Moto GP: Ultimate Racing Technology 3 Xbox Review

May 31, 2010 by  
Filed under Retro Content, Retro Reviews, Xbox

Racing a motorcycle is a total contrast to racing a four-wheeled vehicle around a track; this is obvious before even starting the engines of the two machines. The two-wheeled nature of a bike makes those sharp chicanes seem completely different from encountering a similar corner with a four-wheeled vehicle, but it’s also a refreshing change to take control of this seemingly unsafe “ultimate racing technology”.

The Moto GP series has always been highly regarded amongst gamers for its tight bike handling and authenticity. The original was also one of the early Xbox Live titles that helped kick Microsoft’s seminal service off. The series has reached number three in its stride, and this third game also brings a few “skyscraper size” changes to the track.

Most notable of these changes is the introduction of the Extreme mode, which just happens to be the polar opposite of the official GP mode. This new mode places fictional bikes into 16 brand new global environments, and in comparison the official tracks are devoid of anything remotely exciting in the trackside backdrops. These Extreme tracks often have you travelling through scenic routes, such as rural towns or steep and twisty mountain roads and just happen to be more interesting locales to race in. It’s almost like two games in one, which could perhaps woo a new audience besides that of the old faithful.

Moto GP 3 is simulation racing through and through, and beginners will periodically find themselves spectacularly tumbling off their bike. It’s a game that if it were a person it would be a cold and heartless character, but as a simulation title it’s also hugely satisfying to feel even the smallest of improvements in your performance. Braking distances almost require you to bring the tape measure out of the cupboard, to determine when you should begin to slow down. Ok that was an exaggeration, but make no mistake about it, Moto GP 3 is a tough one. There is a pretty thorough tutorial mode available, but it sadly allows you to get away with too many mistakes, which doesn’t help a great deal in teaching you the “dos and don’ts” when on the track. We can’t believe we are saying this, but we would have liked something a little more similar to the Gran Turismo series’ licence tests, although demonic at times, at least these trials barely left you any room for error.

Racing on the extreme tracks is actually more forgiving opposed to the blander GP tracks, as they are genuinely faster and often wider in nature. The extreme half of the game is definitely where its at for rookie racers, it’s also a great environment if you simply have no desire to take part in the GP or you just can’t be bothered learning the more technically demanding of tracks.
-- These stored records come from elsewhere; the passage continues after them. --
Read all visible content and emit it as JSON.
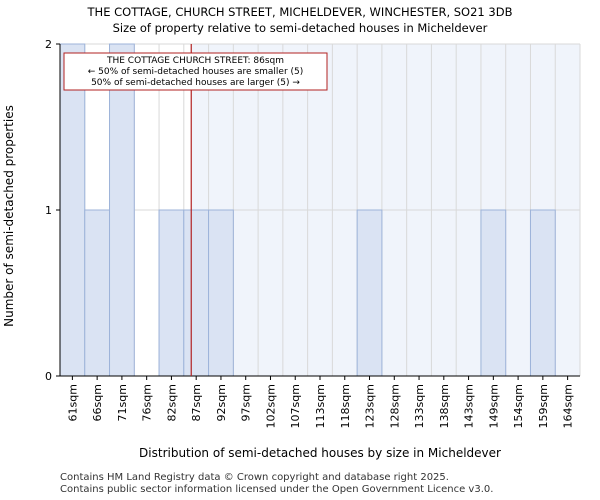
{
  "chart_data": {
    "type": "bar",
    "title_line1": "THE COTTAGE, CHURCH STREET, MICHELDEVER, WINCHESTER, SO21 3DB",
    "title_line2": "Size of property relative to semi-detached houses in Micheldever",
    "xlabel": "Distribution of semi-detached houses by size in Micheldever",
    "ylabel": "Number of semi-detached properties",
    "categories": [
      "61sqm",
      "66sqm",
      "71sqm",
      "76sqm",
      "82sqm",
      "87sqm",
      "92sqm",
      "97sqm",
      "102sqm",
      "107sqm",
      "113sqm",
      "118sqm",
      "123sqm",
      "128sqm",
      "133sqm",
      "138sqm",
      "143sqm",
      "149sqm",
      "154sqm",
      "159sqm",
      "164sqm"
    ],
    "values": [
      2,
      1,
      2,
      0,
      1,
      1,
      1,
      0,
      0,
      0,
      0,
      0,
      1,
      0,
      0,
      0,
      0,
      1,
      0,
      1,
      0
    ],
    "ylim": [
      0,
      2
    ],
    "yticks": [
      0,
      1,
      2
    ],
    "grid": true,
    "bar_color": "#dae3f3",
    "bar_edge_color": "#9db3d9",
    "highlight_color": "#f0f4fb",
    "marker": {
      "value_sqm": 86,
      "color": "#b22222",
      "annotation_lines": [
        "THE COTTAGE CHURCH STREET: 86sqm",
        "← 50% of semi-detached houses are smaller (5)",
        "50% of semi-detached houses are larger (5) →"
      ]
    }
  },
  "footer": {
    "line1": "Contains HM Land Registry data © Crown copyright and database right 2025.",
    "line2": "Contains public sector information licensed under the Open Government Licence v3.0."
  }
}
The career mode boasts four championships (Grand Prix, Extreme 600, 1000 and 1200) and various difficulty settings, which assures a pleasingly lengthy ride. Before beginning you’ll create a bike and rider through a nice amount of options, in which you can alter all the leathers and colours to suit your taste and even create a logo, then it’s onto the fast and smooth racing. The Grand Prix mode is a no-frills journey through the harsh official Moto GP tracks with authentic bikes and riders from the 2004 season. The brand new Extreme championships meanwhile have you travelling through many lovely vistas, beginning with buying a bike and then fitting enhancements to it as you progress, and then hopefully buying a better bike when financial resources improve through good racing results.

The same goes for your rider skills too, which you can improve after obtaining skill points throughout the career. Distributing these points to the respective skills can expand everything from the braking and the cornering to the top speed and acceleration.

To tie in with the career, the game also boasts a seeding feature, which begins at 100 and gradually starts dropping as you make headway through the career modes. When the seed reaches certain numbers you’ll unlock highlight videos from the sport itself, as well as reversed tracks, and new riders and bikes. Here comes the clever part: unlocking features of the game can actually be achieved online against other players, not only that, but your opponents will know how long you have been playing thanks to your seed number, which will give people a rough idea of your skill level.

Moto GP 3 is a fast and authentic racing title with a fantastic new extreme mode, which introduces a lovely set of road tracks. It’s also an unforgiving title with a large emphasis on skill. If simulation racing is your cup of tea then Moto GP 3 should complement your four-wheeled TOCA: Race Driver’s and Forza Motorsport’s perfectly.